Two years ago I posted about some mechanical problem my son was having with a Chevy Tahoe he was ferrying from the DC area to Alaska: http://community.cartalk.com/posts/list/1389011.page;jsessionid=4708842085DEB83E32772A5E7F659718. Even with those problems the trip was a great adventure, and one part pertains to this thread.

After finally getting the Tahoe out of Billings, MT, he headed for Calgary. As he crossed the border, Canadian customs stopped him to search for drugs. The customs guys were not being unreasonably suspicious. It turns out that these Tahoe-like vehicles are favored by drug smugglers. And the owner of this Tahoe bought it in the DC area, lives in Alaska, and during the trip he is on vacation in remote northern Scandanavia and can be reached only intermittently via e-mail.

I would have been sweating. In 1970 I was on a pleasure drive with a female friend in my Porsche 912, passing thru Platteville, WI, (home of a Wisc State University) on my way back to Madison (home of U of Wisc, a center of hippiedom, Midwestern patriotism, and the resultant “student unrest”). We stopped to pick up two female student-type hitch hikers. “Sure,” we said “squeeze into the back seats, but to ease the crowding there, stow your knapsacks in the trunk.” Well, they looked at each other nervously, said “Uh, OK,” and reluctantly put the bags in the trunk. We start off, and we ask them where they are going. “Madison,” they say. Duh! Where in Madison? “Uh, anywhere,” in a nervous, squeaky voice. Suddenly, the little light over my brain goes on. “Oh, s**t! They’re carrying! Please, G-d, if we’re stopped let them have the decency to own up and say it isn’t mine.” We dropped them off as soon as we could in Madison. Phew!
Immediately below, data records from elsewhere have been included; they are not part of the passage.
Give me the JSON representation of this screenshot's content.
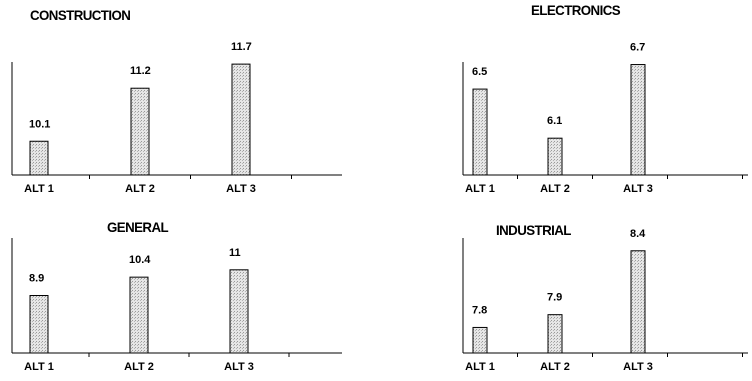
{
  "chart_data": [
    {
      "type": "bar",
      "title": "CONSTRUCTION",
      "categories": [
        "ALT 1",
        "ALT 2",
        "ALT 3"
      ],
      "values": [
        10.1,
        11.2,
        11.7
      ],
      "value_labels": [
        "10.1",
        "11.2",
        "11.7"
      ],
      "xlabel": "",
      "ylabel": "",
      "ylim": [
        9.4,
        12.2
      ],
      "grid": false,
      "bar_color": "#d9d9d9"
    },
    {
      "type": "bar",
      "title": "ELECTRONICS",
      "categories": [
        "ALT 1",
        "ALT 2",
        "ALT 3"
      ],
      "values": [
        6.5,
        6.1,
        6.7
      ],
      "value_labels": [
        "6.5",
        "6.1",
        "6.7"
      ],
      "xlabel": "",
      "ylabel": "",
      "ylim": [
        5.8,
        6.9
      ],
      "grid": false,
      "bar_color": "#d9d9d9"
    },
    {
      "type": "bar",
      "title": "GENERAL",
      "categories": [
        "ALT 1",
        "ALT 2",
        "ALT 3"
      ],
      "values": [
        8.9,
        10.4,
        11
      ],
      "value_labels": [
        "8.9",
        "10.4",
        "11"
      ],
      "xlabel": "",
      "ylabel": "",
      "ylim": [
        4.2,
        13.6
      ],
      "grid": false,
      "bar_color": "#d9d9d9"
    },
    {
      "type": "bar",
      "title": "INDUSTRIAL",
      "categories": [
        "ALT 1",
        "ALT 2",
        "ALT 3"
      ],
      "values": [
        7.8,
        7.9,
        8.4
      ],
      "value_labels": [
        "7.8",
        "7.9",
        "8.4"
      ],
      "xlabel": "",
      "ylabel": "",
      "ylim": [
        7.6,
        8.5
      ],
      "grid": false,
      "bar_color": "#d9d9d9"
    }
  ]
}
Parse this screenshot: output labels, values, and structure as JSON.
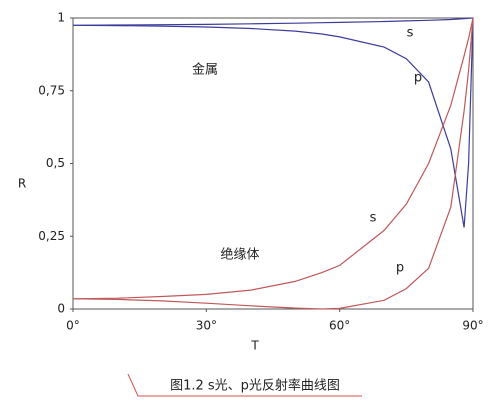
{
  "chart_data": {
    "type": "line",
    "x_label": "T",
    "y_label": "R",
    "caption": "图1.2  s光、p光反射率曲线图",
    "x": [
      0,
      10,
      20,
      30,
      40,
      50,
      56,
      60,
      70,
      75,
      80,
      85,
      88,
      89,
      90
    ],
    "series": [
      {
        "name": "金属 s",
        "color": "#3c3c9c",
        "values": [
          0.975,
          0.976,
          0.977,
          0.978,
          0.98,
          0.982,
          0.984,
          0.985,
          0.988,
          0.99,
          0.992,
          0.995,
          0.998,
          0.999,
          1
        ]
      },
      {
        "name": "金属 p",
        "color": "#3c3c9c",
        "values": [
          0.975,
          0.974,
          0.972,
          0.969,
          0.964,
          0.955,
          0.945,
          0.935,
          0.9,
          0.86,
          0.78,
          0.55,
          0.28,
          0.5,
          1
        ]
      },
      {
        "name": "绝缘体 s",
        "color": "#c0585a",
        "values": [
          0.035,
          0.037,
          0.043,
          0.05,
          0.065,
          0.095,
          0.125,
          0.15,
          0.27,
          0.36,
          0.5,
          0.7,
          0.87,
          0.93,
          1
        ]
      },
      {
        "name": "绝缘体 p",
        "color": "#c0585a",
        "values": [
          0.035,
          0.033,
          0.028,
          0.02,
          0.011,
          0.003,
          0,
          0.002,
          0.03,
          0.07,
          0.14,
          0.35,
          0.68,
          0.82,
          1
        ]
      }
    ],
    "annotations": [
      "金属",
      "绝缘体",
      "s",
      "p",
      "s",
      "p"
    ],
    "xlim": [
      0,
      90
    ],
    "xticks": [
      {
        "value": 0,
        "label": "0°"
      },
      {
        "value": 30,
        "label": "30°"
      },
      {
        "value": 60,
        "label": "60°"
      },
      {
        "value": 90,
        "label": "90°"
      }
    ],
    "ylim": [
      0,
      1
    ],
    "yticks": [
      0,
      {
        "value": 0.25,
        "label": "0,25"
      },
      {
        "value": 0.5,
        "label": "0,5"
      },
      {
        "value": 0.75,
        "label": "0,75"
      },
      1
    ]
  }
}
Back to the Mont-Sask border in 2008. As I said, I would have been sweating. My son had to unload the car. The customs guys searched the car thoroughly, and then drilled holes “in the frame”, assuring him that it would not hurt the car. They found nothing. (Phew!) But they did not help reload the car. My son was delayed there for two or three hours.

But wait, there’s more. Turns out that the car’s owner liked those barely-used Tahoes so much that, unknown to my son, he had bought a second one which was being ferried by a father-son team who came thru the same border crossing one day later. “Hmmm,” say the customs guys. “Another black Tahoe; same absent owner. Let’s drill the frame AND take off some body panels.” And they did. The drivers were stuck there for seven hours.

Yes, indeed, another thing to worry about when buying a used car.

So there you have two stories. Hope they were not too long.

These dogs can be wrong. I loaned my sister my 2004 f-150 that has never had any weed anywhere near it and she and her husband were comming up from Nogales, the dog hit on the truck at a checkpoint and they went over the truck real well. It ended up with the Boarder Patrol saying sometimes the dog is wrong.

Get a second dogs opinion.

Did they break down the tire and look inside there? It’s doubtful you should find something though. Those people generally like to keep track of their products.

Good green bud often smells like skunk, so drug dogs do react to skunk smell. The car had probably run over a skunk at some point.

That’s what I thought when I first smelled it was skunk. I know what it smells like as smoke, but have not been around the green stuff to know that oder.

I think we all need a second dogs opinion. I know I trust my dog more than people.

Yes, probably dismantling the steering column and part of the dash. That could cost $500 or so.

Maybe one of the previous owners was a cancer patient going through chemotherapy.

There is a product called “Ozium air sanitizer” that might help. If you check with a local cleaning supply distributor, you might also be able to find an enzymatic odor digester.